Ankara’da ihraç edilen kamu emekçileri için açıklama yapan KESK’e bağlı Eğitim Sen “Hangi siyasi görüşten olursa olsun, haksız ve hukuksuz bir şekilde ihraç edilen herkes için hukuksal ve örgütsel mücadeleyi kesintisiz sürdüreceğimiz bilinmelidir” ifadelerini kullandı
Ankara’da KESK’e bağlı Eğitim Sen 29 Ekim’de ilan edilen 675 ve 676 sayılı KHK ile binlerce kamu emekçinin ihraç edilmesine karşı basın açıklaması yaptı.
Basın açıklamasını okuyan Eğitim Sen Genel Başkanı Kamuran Karaca, 1 Eylül Dünya Barış Günü’nde 672 sayılı KHK, ardından 29 Ekim Cumhuriyet Bayramı akşamında 675 sayılı KHK yayımlanarak, tamamen keyfi ve siyasi kararlarla binlerce kamu personeli kamu görevinden ihraç edilerek toplumla adeta dalga geçildiğini söyledi.
675 sayılı KHK ile 2 bin 219’u MEB, 1267’si üniversitelerden olmak üzere kamudan 10 bin 131 kişinin daha hukuksuz biçimde kamu görevinden çıkarıldığının altı çizen Karaca, 1 Eylül’de açıklanan 672 sayılı KHK ile ihraç edilenlerle birlikte değerlendirildiğinde bugüne kadar kamu görevinden çıkarılan MEB personeli sayısının 38 bin 294’e, yükseköğretim personeli sayısının ise 3 bin 613’e yükseldiğini belirtti.

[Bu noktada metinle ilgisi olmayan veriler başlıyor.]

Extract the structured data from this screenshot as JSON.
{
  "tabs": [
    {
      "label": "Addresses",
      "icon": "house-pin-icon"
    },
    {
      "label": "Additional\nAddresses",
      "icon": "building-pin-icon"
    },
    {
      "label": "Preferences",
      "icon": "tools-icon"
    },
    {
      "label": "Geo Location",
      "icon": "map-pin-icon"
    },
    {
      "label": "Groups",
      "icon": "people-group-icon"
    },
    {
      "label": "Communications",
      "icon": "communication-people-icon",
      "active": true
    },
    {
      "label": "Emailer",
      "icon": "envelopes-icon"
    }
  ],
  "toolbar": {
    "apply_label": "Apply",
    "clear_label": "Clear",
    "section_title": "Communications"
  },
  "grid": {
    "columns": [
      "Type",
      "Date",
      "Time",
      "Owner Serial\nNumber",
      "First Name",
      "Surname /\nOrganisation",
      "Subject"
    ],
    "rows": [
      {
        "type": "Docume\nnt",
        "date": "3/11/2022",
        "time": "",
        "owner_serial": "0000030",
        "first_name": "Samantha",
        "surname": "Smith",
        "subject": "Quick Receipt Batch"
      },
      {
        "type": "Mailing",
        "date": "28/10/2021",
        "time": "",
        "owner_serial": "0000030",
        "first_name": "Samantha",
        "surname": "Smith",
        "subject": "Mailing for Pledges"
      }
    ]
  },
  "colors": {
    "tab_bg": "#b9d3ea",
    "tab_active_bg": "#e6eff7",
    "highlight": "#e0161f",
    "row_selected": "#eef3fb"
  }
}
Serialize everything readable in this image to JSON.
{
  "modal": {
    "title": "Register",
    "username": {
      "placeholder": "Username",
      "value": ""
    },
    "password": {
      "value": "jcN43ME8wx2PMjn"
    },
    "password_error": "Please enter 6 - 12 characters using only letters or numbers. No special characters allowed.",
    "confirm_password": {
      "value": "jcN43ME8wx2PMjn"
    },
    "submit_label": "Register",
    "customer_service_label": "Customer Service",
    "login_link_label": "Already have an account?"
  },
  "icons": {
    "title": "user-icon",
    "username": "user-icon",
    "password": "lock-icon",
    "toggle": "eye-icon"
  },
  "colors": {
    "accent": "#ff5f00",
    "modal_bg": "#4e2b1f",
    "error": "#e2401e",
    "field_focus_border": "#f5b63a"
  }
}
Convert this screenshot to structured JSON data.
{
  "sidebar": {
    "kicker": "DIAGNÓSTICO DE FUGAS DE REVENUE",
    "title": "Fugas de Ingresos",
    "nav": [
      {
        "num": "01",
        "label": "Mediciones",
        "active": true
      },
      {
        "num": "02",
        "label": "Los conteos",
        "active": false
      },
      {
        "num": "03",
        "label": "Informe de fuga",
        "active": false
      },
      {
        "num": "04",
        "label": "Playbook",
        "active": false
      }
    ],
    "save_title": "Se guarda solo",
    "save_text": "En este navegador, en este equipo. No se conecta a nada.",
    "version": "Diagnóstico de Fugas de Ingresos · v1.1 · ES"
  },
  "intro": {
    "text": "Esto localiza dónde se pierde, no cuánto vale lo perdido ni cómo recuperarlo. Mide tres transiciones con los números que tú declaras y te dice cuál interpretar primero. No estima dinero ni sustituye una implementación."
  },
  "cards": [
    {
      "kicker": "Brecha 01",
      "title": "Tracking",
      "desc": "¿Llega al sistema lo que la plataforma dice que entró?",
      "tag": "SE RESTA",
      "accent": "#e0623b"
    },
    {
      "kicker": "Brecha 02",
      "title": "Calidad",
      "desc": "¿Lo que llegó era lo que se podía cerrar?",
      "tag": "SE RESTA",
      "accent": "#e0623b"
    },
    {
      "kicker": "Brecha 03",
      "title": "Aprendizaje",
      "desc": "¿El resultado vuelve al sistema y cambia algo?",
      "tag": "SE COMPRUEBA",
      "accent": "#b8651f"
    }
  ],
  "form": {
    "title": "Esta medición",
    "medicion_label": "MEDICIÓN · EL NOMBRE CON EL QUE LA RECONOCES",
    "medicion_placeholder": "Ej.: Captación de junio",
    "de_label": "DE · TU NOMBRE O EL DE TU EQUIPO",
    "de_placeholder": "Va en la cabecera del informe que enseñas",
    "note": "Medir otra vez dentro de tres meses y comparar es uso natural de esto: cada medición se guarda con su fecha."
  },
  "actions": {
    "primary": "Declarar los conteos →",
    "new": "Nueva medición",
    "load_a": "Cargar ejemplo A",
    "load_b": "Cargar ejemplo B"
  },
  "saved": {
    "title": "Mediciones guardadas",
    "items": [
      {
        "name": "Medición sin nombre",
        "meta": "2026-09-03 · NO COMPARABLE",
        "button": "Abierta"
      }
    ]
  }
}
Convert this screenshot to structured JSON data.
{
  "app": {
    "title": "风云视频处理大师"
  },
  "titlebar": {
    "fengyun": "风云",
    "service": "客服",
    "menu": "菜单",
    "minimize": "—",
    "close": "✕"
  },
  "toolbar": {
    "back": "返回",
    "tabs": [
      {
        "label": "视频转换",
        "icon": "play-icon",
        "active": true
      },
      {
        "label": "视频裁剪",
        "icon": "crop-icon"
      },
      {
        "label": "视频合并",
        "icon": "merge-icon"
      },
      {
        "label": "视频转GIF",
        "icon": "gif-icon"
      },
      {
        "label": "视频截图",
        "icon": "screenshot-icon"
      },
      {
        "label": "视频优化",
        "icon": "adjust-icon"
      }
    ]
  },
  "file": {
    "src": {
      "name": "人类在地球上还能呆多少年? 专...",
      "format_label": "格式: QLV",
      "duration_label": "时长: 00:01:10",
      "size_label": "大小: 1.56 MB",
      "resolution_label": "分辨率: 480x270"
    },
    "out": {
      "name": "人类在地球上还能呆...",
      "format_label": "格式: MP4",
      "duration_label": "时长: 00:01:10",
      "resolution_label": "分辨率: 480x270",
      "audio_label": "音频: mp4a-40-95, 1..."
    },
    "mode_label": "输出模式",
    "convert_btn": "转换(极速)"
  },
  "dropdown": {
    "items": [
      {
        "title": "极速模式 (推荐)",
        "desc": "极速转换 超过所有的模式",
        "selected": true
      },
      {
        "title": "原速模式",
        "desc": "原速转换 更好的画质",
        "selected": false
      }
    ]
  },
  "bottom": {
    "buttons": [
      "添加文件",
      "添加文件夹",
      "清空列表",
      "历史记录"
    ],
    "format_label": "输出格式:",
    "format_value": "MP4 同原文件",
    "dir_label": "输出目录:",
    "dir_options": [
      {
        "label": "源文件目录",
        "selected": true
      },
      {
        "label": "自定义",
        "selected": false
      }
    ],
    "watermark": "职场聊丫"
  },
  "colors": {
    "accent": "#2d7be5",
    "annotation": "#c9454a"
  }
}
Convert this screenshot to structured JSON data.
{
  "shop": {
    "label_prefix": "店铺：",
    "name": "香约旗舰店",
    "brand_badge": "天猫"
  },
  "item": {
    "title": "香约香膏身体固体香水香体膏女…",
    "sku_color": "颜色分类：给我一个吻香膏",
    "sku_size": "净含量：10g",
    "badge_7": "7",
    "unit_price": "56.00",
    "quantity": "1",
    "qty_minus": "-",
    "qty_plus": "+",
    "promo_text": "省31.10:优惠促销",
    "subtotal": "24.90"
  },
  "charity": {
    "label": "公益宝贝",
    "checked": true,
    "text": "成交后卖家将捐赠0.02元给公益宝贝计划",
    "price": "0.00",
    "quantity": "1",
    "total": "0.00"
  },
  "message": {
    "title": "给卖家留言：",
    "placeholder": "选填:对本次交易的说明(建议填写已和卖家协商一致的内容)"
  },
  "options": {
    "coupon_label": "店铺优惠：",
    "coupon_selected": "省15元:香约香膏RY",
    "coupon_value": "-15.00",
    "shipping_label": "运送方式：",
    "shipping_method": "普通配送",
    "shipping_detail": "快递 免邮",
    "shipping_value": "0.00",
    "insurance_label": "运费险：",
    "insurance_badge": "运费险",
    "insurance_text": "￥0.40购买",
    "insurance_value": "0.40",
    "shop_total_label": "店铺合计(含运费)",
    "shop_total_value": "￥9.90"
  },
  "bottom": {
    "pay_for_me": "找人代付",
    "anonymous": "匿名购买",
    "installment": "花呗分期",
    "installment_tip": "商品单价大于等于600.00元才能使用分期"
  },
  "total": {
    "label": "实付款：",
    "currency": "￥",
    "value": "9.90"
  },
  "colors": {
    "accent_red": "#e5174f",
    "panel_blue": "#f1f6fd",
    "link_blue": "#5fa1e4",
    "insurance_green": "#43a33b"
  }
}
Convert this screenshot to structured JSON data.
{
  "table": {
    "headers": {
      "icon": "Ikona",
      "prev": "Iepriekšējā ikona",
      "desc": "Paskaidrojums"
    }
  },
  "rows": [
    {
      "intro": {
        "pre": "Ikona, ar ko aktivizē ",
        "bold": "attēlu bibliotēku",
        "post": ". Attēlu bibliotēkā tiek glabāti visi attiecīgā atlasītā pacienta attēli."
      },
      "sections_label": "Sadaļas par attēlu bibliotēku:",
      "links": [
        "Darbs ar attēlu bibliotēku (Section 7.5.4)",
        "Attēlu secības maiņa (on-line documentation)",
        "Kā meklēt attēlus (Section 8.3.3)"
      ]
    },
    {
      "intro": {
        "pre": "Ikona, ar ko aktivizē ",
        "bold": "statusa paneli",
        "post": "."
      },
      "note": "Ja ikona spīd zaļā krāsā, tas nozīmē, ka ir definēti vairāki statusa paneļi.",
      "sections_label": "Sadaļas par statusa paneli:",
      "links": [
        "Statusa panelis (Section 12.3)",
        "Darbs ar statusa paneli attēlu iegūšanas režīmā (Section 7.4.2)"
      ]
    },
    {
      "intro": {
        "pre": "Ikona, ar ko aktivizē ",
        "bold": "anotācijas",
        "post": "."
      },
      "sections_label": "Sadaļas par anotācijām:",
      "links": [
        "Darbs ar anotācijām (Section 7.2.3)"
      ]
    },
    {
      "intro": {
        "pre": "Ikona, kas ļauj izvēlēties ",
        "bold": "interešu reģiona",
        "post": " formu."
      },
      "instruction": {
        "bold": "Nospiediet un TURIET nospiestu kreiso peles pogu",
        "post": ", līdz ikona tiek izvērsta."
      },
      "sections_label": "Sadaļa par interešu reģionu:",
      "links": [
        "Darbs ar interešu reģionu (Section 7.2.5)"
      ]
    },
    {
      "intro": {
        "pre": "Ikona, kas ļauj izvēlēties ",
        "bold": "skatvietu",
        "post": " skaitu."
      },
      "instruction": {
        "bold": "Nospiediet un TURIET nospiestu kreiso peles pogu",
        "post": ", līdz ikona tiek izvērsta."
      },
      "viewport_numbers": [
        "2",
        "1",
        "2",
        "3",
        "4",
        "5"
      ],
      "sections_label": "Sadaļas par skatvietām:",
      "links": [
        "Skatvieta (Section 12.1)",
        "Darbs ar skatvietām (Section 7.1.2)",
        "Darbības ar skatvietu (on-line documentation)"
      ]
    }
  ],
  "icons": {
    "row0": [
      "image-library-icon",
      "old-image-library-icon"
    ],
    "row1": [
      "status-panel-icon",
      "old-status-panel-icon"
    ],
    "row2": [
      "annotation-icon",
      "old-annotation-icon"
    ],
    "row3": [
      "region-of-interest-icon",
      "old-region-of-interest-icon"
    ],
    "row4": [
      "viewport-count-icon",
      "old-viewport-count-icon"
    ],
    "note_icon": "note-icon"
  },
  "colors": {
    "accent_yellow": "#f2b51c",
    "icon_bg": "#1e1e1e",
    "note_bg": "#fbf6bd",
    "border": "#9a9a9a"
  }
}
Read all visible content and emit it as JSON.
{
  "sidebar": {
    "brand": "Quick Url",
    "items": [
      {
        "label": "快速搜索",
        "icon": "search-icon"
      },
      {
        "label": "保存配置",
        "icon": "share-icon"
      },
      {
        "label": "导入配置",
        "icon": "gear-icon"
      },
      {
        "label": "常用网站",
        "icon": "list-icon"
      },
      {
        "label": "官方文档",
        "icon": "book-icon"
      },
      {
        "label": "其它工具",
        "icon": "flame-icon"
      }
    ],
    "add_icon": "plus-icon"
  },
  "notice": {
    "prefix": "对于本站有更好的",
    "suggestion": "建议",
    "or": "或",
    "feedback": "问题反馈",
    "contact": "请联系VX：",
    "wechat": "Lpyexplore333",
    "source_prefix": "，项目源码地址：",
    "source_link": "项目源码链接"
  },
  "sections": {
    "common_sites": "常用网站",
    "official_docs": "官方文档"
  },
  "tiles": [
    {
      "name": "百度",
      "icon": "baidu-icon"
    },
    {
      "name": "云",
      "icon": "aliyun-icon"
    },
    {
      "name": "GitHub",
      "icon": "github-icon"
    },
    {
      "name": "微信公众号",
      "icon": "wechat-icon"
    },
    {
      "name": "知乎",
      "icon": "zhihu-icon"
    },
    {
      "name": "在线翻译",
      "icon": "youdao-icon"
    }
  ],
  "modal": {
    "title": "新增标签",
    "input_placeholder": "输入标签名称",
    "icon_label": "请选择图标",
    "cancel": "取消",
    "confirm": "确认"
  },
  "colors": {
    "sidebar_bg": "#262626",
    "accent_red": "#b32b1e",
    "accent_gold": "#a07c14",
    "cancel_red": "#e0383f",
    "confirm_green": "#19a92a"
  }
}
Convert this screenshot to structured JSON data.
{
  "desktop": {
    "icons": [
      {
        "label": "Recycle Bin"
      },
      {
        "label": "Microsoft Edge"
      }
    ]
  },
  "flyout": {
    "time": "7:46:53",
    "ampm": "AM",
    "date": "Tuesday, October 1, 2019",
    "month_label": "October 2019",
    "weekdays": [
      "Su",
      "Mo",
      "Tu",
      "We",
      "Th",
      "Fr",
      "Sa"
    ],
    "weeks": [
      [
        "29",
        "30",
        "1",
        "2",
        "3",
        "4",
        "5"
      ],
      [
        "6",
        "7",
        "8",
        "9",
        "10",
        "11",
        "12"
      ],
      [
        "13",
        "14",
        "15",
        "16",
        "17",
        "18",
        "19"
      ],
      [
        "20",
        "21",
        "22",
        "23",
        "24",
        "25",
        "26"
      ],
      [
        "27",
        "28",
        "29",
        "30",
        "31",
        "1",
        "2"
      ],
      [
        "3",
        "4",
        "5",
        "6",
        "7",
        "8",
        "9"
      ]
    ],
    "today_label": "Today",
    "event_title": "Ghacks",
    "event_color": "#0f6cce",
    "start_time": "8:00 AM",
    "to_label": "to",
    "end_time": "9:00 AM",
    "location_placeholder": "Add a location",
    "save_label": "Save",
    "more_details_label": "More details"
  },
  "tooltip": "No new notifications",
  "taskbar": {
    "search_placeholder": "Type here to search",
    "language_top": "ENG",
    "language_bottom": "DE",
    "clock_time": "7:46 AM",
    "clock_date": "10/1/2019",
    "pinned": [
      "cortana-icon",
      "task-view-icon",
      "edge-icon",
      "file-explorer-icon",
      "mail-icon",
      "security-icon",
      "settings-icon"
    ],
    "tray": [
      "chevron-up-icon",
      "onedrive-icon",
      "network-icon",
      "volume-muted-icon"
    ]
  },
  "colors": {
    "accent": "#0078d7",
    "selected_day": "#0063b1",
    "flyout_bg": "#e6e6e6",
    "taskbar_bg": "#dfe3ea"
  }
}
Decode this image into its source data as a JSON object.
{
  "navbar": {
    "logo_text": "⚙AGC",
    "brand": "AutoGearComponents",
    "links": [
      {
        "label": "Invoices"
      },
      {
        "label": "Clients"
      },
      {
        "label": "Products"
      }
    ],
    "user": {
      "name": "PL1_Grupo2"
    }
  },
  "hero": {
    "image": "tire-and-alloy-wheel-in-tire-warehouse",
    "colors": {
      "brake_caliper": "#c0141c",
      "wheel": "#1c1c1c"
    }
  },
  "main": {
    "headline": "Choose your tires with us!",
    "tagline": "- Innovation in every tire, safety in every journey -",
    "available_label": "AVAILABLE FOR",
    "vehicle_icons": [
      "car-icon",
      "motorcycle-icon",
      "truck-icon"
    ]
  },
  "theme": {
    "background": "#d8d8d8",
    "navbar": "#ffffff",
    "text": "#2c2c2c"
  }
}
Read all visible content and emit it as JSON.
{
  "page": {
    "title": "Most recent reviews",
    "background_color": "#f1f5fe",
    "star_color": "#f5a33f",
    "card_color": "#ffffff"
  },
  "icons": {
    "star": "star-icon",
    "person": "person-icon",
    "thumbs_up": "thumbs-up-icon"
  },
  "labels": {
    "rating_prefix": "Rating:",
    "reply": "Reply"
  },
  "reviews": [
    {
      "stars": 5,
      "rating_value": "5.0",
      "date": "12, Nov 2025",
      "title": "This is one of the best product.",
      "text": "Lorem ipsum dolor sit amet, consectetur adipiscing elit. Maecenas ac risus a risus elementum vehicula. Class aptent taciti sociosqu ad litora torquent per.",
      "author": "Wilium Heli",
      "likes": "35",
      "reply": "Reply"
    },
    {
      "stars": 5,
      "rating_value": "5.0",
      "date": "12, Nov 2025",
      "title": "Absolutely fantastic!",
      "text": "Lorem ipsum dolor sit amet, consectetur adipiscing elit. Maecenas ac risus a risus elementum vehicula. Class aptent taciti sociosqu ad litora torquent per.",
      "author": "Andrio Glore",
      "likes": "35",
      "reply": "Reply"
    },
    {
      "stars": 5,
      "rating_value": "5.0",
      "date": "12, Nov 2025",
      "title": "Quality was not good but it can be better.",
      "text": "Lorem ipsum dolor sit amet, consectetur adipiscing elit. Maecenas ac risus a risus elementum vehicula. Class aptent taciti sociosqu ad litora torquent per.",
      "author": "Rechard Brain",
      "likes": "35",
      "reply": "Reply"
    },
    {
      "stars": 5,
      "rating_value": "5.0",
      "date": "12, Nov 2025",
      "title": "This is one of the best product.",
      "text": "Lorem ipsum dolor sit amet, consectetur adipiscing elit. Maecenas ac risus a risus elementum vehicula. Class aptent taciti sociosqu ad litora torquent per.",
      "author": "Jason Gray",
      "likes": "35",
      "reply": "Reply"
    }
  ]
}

Karaca “İhraç edilen üyelerimizin sendika içindeki görevlerine bakıldığında ülke çapında il ve ilçe milli eğitim müdürlükleri, mülki amirler, iktidarın yerel uzantıları ve yandaş sendika işbirliği ile Eğitim Sen’e yönelik olarak özel bir çalışma yapıldığı anlaşılmaktadır” dedi.
Türkiye’de sadece son birkaç ayda yaşananlara bakıldığında bugüne kadar yaşanan bütün darbeleri gölgede bırakan korkunç bir manzara ile karşılaşıldığını vurgulayan Karaca şunları söyledi:
Kamuda 100 bini aşkın ihraç yaşanırken, muhalif gazeteler, dergiler, televizyonlar, radyo ve internet sitelerinin birer birer kapatılması, gazeteci, yazar, öğretmen, bilim insanı, belediye başkanı ayrımı yapmadan iktidara biat etmeyen tüm muhalif kesimlerin baskı, tehdit, gözaltı ve tutuklamalarla sindirilmek istenmesi kesinlikle tesadüf değildir.
15 Temmuz’dan bugüne kadar yaşadıklarımız, kimlerin gerçek anlamda darbeye karşı olduğu, kimlerin darbeci zihniyetle aynı çizgide olduğunu bir kez daha göstermiştir. Darbe fırsatçılığı yaparak ülkeyi kendi siyasal-ideolojik hedefleri doğrultusunda “tek adam yönetimi” ile yönetmek isteyenler karşılarında duracak hiçbir örgütlü ve dinamik güç istememektedir.
Bugüne kadar attıkları her adımda hukuku ayaklar altına alarak hareket edenler, yok saydıkları hukuk karşısında mutlaka hesap vereceklerdir. İktidarın bugüne kadar hayata geçirdiği tüm hukuk dışı uygulamalarda olduğu gibi, KHK’lar ile hukuksuz bir şekilde ihraç edilen üyelerimiz başta olmak üzere, hangi siyasi görüşten olursa olsun, haksız ve hukuksuz bir şekilde ihraç edilen herkes için hukuksal ve örgütsel mücadeleyi kesintisiz sürdüreceğimiz bilinmelidir.